Ожог - Аксенов Василий Павлович 11 стр.


– Что они ищут? – спросил Хвастищев, глядя на рыщущих гардеробщиков в голубой с позументами униформе.

– Золото, – равнодушно сказал Пат.

Старческие пальцы цепко хватали и рассовывали по карманам золотые кругляшки.

– Кларкино монисто, – сказала Тамара, – рассыпала, идиотка!

– Усе у пол ушло, к мышкам, – хихикнул один из гардеробщиков. – Паркетик-то сплошные щели, и то правда, двести лет отель без капитального ремонту...

– Встать! Страшный суд идет! – гаркнул Хвастищев и слегка поддел носком ботинка вторую генеральскую задницу.

Миг, и перед ним возникла внушительная фигура с величественным зобом, прозрачным ежиком волос и черными, полными застоявшегося сахара вишенками глаз. Еще миг, и Хвастищев его узнал, узнал, содрогнулся...

– Оденьте даму, – сказал он, борясь с дрожью и показывая на Тамарку.

– Так-так, – сказал гардеробщик солидно, покровительственно, пожалуй, даже с некоторым начальственным благоволением. – Кажется, передо мной небезызвестный товарищ Хвастищев, Радий Аполлинариевич?

– Откуда вы знаете? – Хвастищев растерялся, как растерялся когда-то тот жалкий магаданский школьник перед черной неуклюжей «эмкой» с зашторенными окнами.

– А вот прочел вчера в газете и сразу догадался. – С многозначительной улыбочкой гардеробщик отстегнул клапан кителя и извлек газетную вырезку с жирными буквами заголовка «Ответственность перед народом». – Ваше заявление, Радий Аполлинариевич. Первейший долг каждого художника, пишете вы, трудиться для народа, создавать возвышенные и прекрасные образы наших современников. Золотые слова, товарищ скульптор!

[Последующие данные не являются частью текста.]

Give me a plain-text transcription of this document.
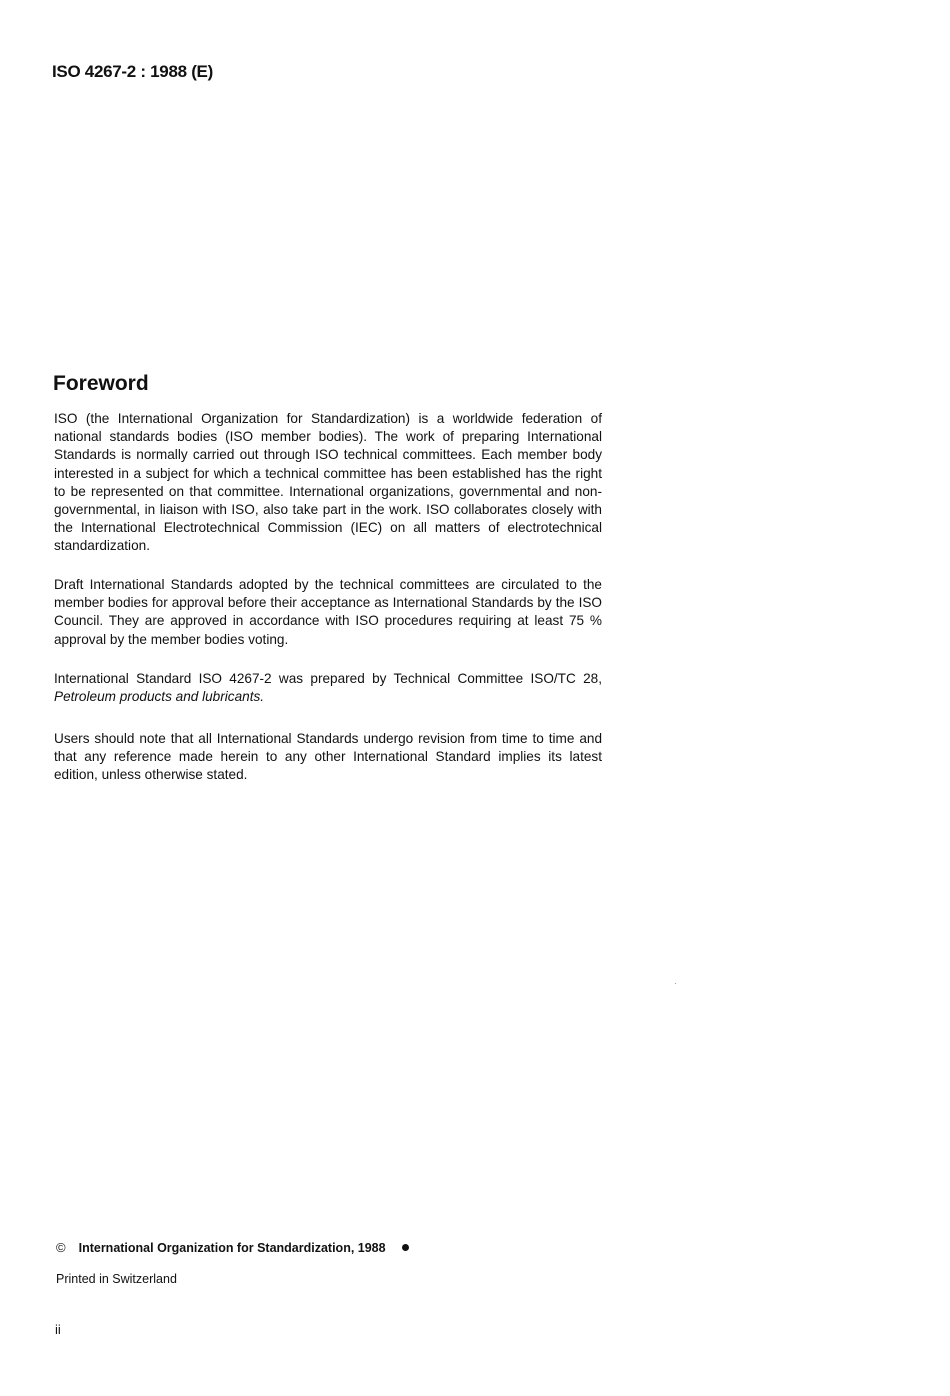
ISO 4267-2 : 1988 (E)
Foreword

ISO (the International Organization for Standardization) is a worldwide federation of national standards bodies (ISO member bodies). The work of preparing International Standards is normally carried out through ISO technical committees. Each member body interested in a subject for which a technical committee has been established has the right to be represented on that committee. International organizations, governmental and non-governmental, in liaison with ISO, also take part in the work. ISO collaborates closely with the International Electrotechnical Commission (IEC) on all matters of electrotechnical standardization.

Draft International Standards adopted by the technical committees are circulated to the member bodies for approval before their acceptance as International Standards by the ISO Council. They are approved in accordance with ISO procedures requiring at least 75 % approval by the member bodies voting.

International Standard ISO 4267-2 was prepared by Technical Committee ISO/TC 28, Petroleum products and lubricants.

Users should note that all International Standards undergo revision from time to time and that any reference made herein to any other International Standard implies its latest edition, unless otherwise stated.

© International Organization for Standardization, 1988
Printed in Switzerland
ii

Он развернул перед Тамаркой ее макси-шубу на рыбьем меху, а сам все смотрел на Хвастищева, а тот прислонился к стене, дрожа от унижения и безысходной тоски.

У зеркала Патрик Тандерджет декламировал на ухо Кларе поэму Алена Гинзберга «Вой».

– Трудиться для народа, создавать возвышенные и прекрасные... – звучал в ушах Хвастищева голос страшного старика, вернее, не старика вот этого в холуйской униформе, а того, кого он узнал, кого уже вспомнил почти до конца.

– Хам, хам паскудный, – забормотал он, – сейчас ты увидишь, сейчас...

Тамарка приблизила к нему свои губы:

– Радик, не связывайся с ним. Он какой-то полковник, мы тут все у него на крючке.

– Как его фамилия? – спросил Хвастищев отважно и сжал Тамаркино плечо. Сейчас все выяснится. Сейчас все прояснится до конца.

– Шевцов, кажется, – сказала она. – Да, Шевцов.

* * *

...Черный мазутный поезд пронес свою дикую тяжесть в пяти сантиметрах от моей съежившейся плоти...

* * *

– А вы, молодые люди, кажись, и не раздевались? – хихикая, спросил второй гардеробщик. – There are not your coats, господа хорошие, – простонародный его голос странно грассировал на трудных перекатах.

– А этот чуть ли не генерал, – прошептала Тамарка, – но не страшный...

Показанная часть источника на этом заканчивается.